CRC for Water Sensitive Cities (CRCWSC) researchers and industry participants showcased some of the latest research findings and projects last week at Australia’s largest water industry conference Ozwater’16, presented by the Australian Water Association.
The conference stream on Liveable and Sustainable Cities of the Future saw good representation by the CRCWSC including by PhD candidate and researcher for Cities as water supply catchments – Society and institutions (Project A4.1), Lara Werbeloff. Her presentation generated positive discussion on developing a strategic water sensitive city transition plan and was an opportunity to launch the recent industry report ‘Moving toward Water Sensitive Cities: A guidance manual for strategists and policy makers’.
Lindsey Beck, lead researcher on Developing a Water Sensitive Cities Index (Project D6.2) shared recent developments with the audience on the project, along with Project Leader Chris Chesterfield giving workshop participants a more in-depth understanding of how the tool can be used to inform transition planning.

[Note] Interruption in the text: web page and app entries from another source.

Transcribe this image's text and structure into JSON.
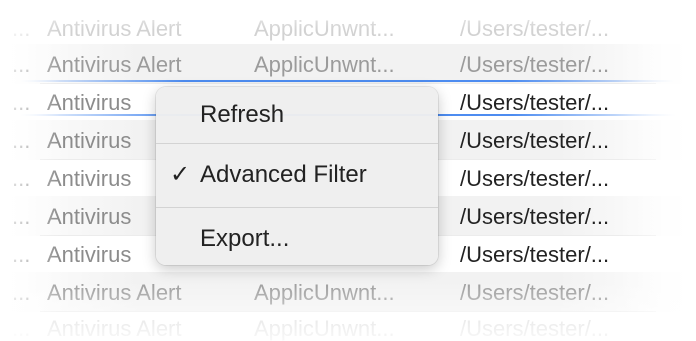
{
  "table": {
    "rows": [
      {
        "lead": "...",
        "type": "Antivirus Alert",
        "name": "ApplicUnwnt...",
        "path": "/Users/tester/..."
      },
      {
        "lead": "...",
        "type": "Antivirus Alert",
        "name": "ApplicUnwnt...",
        "path": "/Users/tester/..."
      },
      {
        "lead": "...",
        "type": "Antivirus",
        "name": "",
        "path": "/Users/tester/..."
      },
      {
        "lead": "...",
        "type": "Antivirus",
        "name": "",
        "path": "/Users/tester/..."
      },
      {
        "lead": "...",
        "type": "Antivirus",
        "name": "",
        "path": "/Users/tester/..."
      },
      {
        "lead": "...",
        "type": "Antivirus",
        "name": "",
        "path": "/Users/tester/..."
      },
      {
        "lead": "...",
        "type": "Antivirus",
        "name": "",
        "path": "/Users/tester/..."
      },
      {
        "lead": "...",
        "type": "Antivirus Alert",
        "name": "ApplicUnwnt...",
        "path": "/Users/tester/..."
      },
      {
        "lead": "...",
        "type": "Antivirus Alert",
        "name": "ApplicUnwnt...",
        "path": "/Users/tester/..."
      }
    ]
  },
  "context_menu": {
    "items": [
      {
        "label": "Refresh",
        "checked": false,
        "check_glyph": ""
      },
      {
        "label": "Advanced Filter",
        "checked": true,
        "check_glyph": "✓"
      },
      {
        "label": "Export...",
        "checked": false,
        "check_glyph": ""
      }
    ]
  },
  "colors": {
    "focus_ring": "#4d8cf0",
    "menu_background": "#eeeeee",
    "menu_text": "#222222",
    "row_text": "#8c8c8c"
  }
}
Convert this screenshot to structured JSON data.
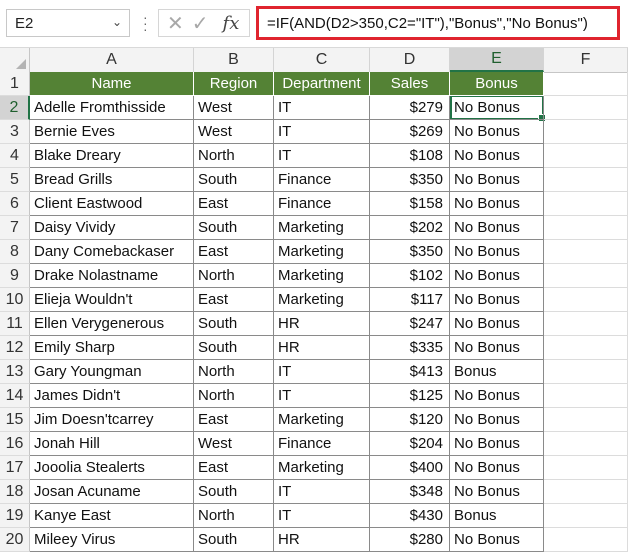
{
  "name_box": {
    "value": "E2"
  },
  "formula_bar": {
    "cancel_glyph": "✕",
    "enter_glyph": "✓",
    "fx_label": "fx",
    "formula": "=IF(AND(D2>350,C2=\"IT\"),\"Bonus\",\"No Bonus\")"
  },
  "columns": [
    "A",
    "B",
    "C",
    "D",
    "E",
    "F"
  ],
  "selected_cell": "E2",
  "headers": [
    "Name",
    "Region",
    "Department",
    "Sales",
    "Bonus"
  ],
  "row_numbers": [
    "1",
    "2",
    "3",
    "4",
    "5",
    "6",
    "7",
    "8",
    "9",
    "10",
    "11",
    "12",
    "13",
    "14",
    "15",
    "16",
    "17",
    "18",
    "19",
    "20"
  ],
  "rows": [
    [
      "Adelle Fromthisside",
      "West",
      "IT",
      "$279",
      "No Bonus"
    ],
    [
      "Bernie Eves",
      "West",
      "IT",
      "$269",
      "No Bonus"
    ],
    [
      "Blake Dreary",
      "North",
      "IT",
      "$108",
      "No Bonus"
    ],
    [
      "Bread Grills",
      "South",
      "Finance",
      "$350",
      "No Bonus"
    ],
    [
      "Client Eastwood",
      "East",
      "Finance",
      "$158",
      "No Bonus"
    ],
    [
      "Daisy Vividy",
      "South",
      "Marketing",
      "$202",
      "No Bonus"
    ],
    [
      "Dany Comebackaser",
      "East",
      "Marketing",
      "$350",
      "No Bonus"
    ],
    [
      "Drake Nolastname",
      "North",
      "Marketing",
      "$102",
      "No Bonus"
    ],
    [
      "Elieja Wouldn't",
      "East",
      "Marketing",
      "$117",
      "No Bonus"
    ],
    [
      "Ellen Verygenerous",
      "South",
      "HR",
      "$247",
      "No Bonus"
    ],
    [
      "Emily Sharp",
      "South",
      "HR",
      "$335",
      "No Bonus"
    ],
    [
      "Gary Youngman",
      "North",
      "IT",
      "$413",
      "Bonus"
    ],
    [
      "James Didn't",
      "North",
      "IT",
      "$125",
      "No Bonus"
    ],
    [
      "Jim Doesn'tcarrey",
      "East",
      "Marketing",
      "$120",
      "No Bonus"
    ],
    [
      "Jonah Hill",
      "West",
      "Finance",
      "$204",
      "No Bonus"
    ],
    [
      "Jooolia Stealerts",
      "East",
      "Marketing",
      "$400",
      "No Bonus"
    ],
    [
      "Josan Acuname",
      "South",
      "IT",
      "$348",
      "No Bonus"
    ],
    [
      "Kanye East",
      "North",
      "IT",
      "$430",
      "Bonus"
    ],
    [
      "Mileey Virus",
      "South",
      "HR",
      "$280",
      "No Bonus"
    ]
  ],
  "colors": {
    "header_fill": "#548235",
    "selection": "#217346",
    "formula_highlight": "#e0242e"
  }
}
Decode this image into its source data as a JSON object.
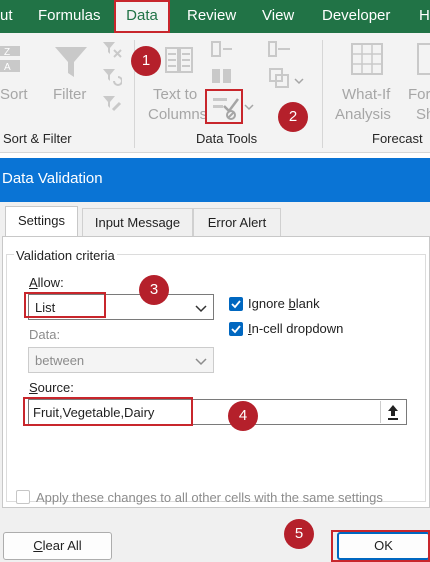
{
  "ribbon": {
    "tabs": [
      "ut",
      "Formulas",
      "Data",
      "Review",
      "View",
      "Developer",
      "H"
    ],
    "active_tab": "Data",
    "buttons": {
      "sort": "Sort",
      "filter": "Filter",
      "text_to_columns_line1": "Text to",
      "text_to_columns_line2": "Columns",
      "what_if_line1": "What-If",
      "what_if_line2": "Analysis",
      "forecast_line1": "Fore",
      "forecast_line2": "Sh"
    },
    "groups": {
      "sort_filter": "Sort & Filter",
      "data_tools": "Data Tools",
      "forecast": "Forecast"
    }
  },
  "steps": [
    "1",
    "2",
    "3",
    "4",
    "5"
  ],
  "dialog": {
    "title": "Data Validation",
    "tabs": [
      "Settings",
      "Input Message",
      "Error Alert"
    ],
    "active_tab": "Settings",
    "group_label": "Validation criteria",
    "allow": {
      "label_u": "A",
      "label_rest": "llow:",
      "value": "List"
    },
    "ignore_blank": {
      "label_pre": "Ignore ",
      "label_u": "b",
      "label_post": "lank",
      "checked": true
    },
    "in_cell_dropdown": {
      "label_u": "I",
      "label_rest": "n-cell dropdown",
      "checked": true
    },
    "data": {
      "label": "Data:",
      "value": "between"
    },
    "source": {
      "label_u": "S",
      "label_rest": "ource:",
      "value": "Fruit,Vegetable,Dairy"
    },
    "apply_all": {
      "label": "Apply these changes to all other cells with the same settings",
      "checked": false
    },
    "clear_all": {
      "label_u": "C",
      "label_rest": "lear All"
    },
    "ok": "OK"
  },
  "colors": {
    "ribbon_green": "#217346",
    "title_blue": "#0a74d5",
    "highlight_red": "#c8262c",
    "badge_red": "#b5202b",
    "check_blue": "#0067c0"
  }
}
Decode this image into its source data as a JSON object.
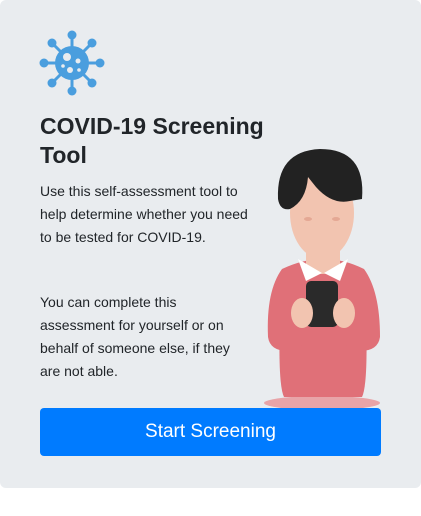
{
  "card": {
    "title": "COVID-19 Screening Tool",
    "description_1": "Use this self-assessment tool to help determine whether you need to be tested for COVID-19.",
    "description_2": "You can complete this assessment for yourself or on behalf of someone else, if they are not able.",
    "start_button_label": "Start Screening"
  },
  "icons": {
    "header_icon": "virus-icon",
    "illustration": "person-holding-phone-illustration"
  },
  "colors": {
    "card_background": "#e9ecef",
    "primary_button": "#007bff",
    "virus_icon": "#4a9ede",
    "sweater": "#e07078",
    "hair": "#222222",
    "skin": "#f2c4b0"
  }
}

Victorian case studies were presented by industry participant Andrew Chapman from South East Water, who shared the podium with CRCWSC Chief Executive Professor Tony Wong to demonstrate how development site Fishermans Bend is transitioning to a water sensitive city. Dr Briony Rogers, project leader for Mapping water sensitive city scenarios (Project A4.2, delivered an update on the CRCWSC integrated case study project titled ‘An integrated approach to enhancing urban flood resilience in Elwood, Melbourne’.
ClimateWorks Australia and Melbourne Water Chair John Thwaites, who is also a leader researcher in Strategies for influencing the political dynamics of decision making (Project A3.3), delivered an inspiring opening address on the role of the water industry will play in achieving the United Nations’ Sustainable Development Goals.
“The first thing we need to determine is what impact the water industry have on each of the Sustainable Development Goals and then we need to look for synergies between the goals, and how what we can do in the water industry can achieve multiple goals across economic, social and environmental priorities,” he said.
“I think we have the opportunity to develop really deep relationships with many of our neighbours based on sustainable water management and good urban planning.”
We would also like to again congratulate Associate Professor Kelly Fielding and her team from the project on Engaging communities with water sensitive cities (Project A2.3) who was a finalist in the Australian Water Association’s Research Innovation Award.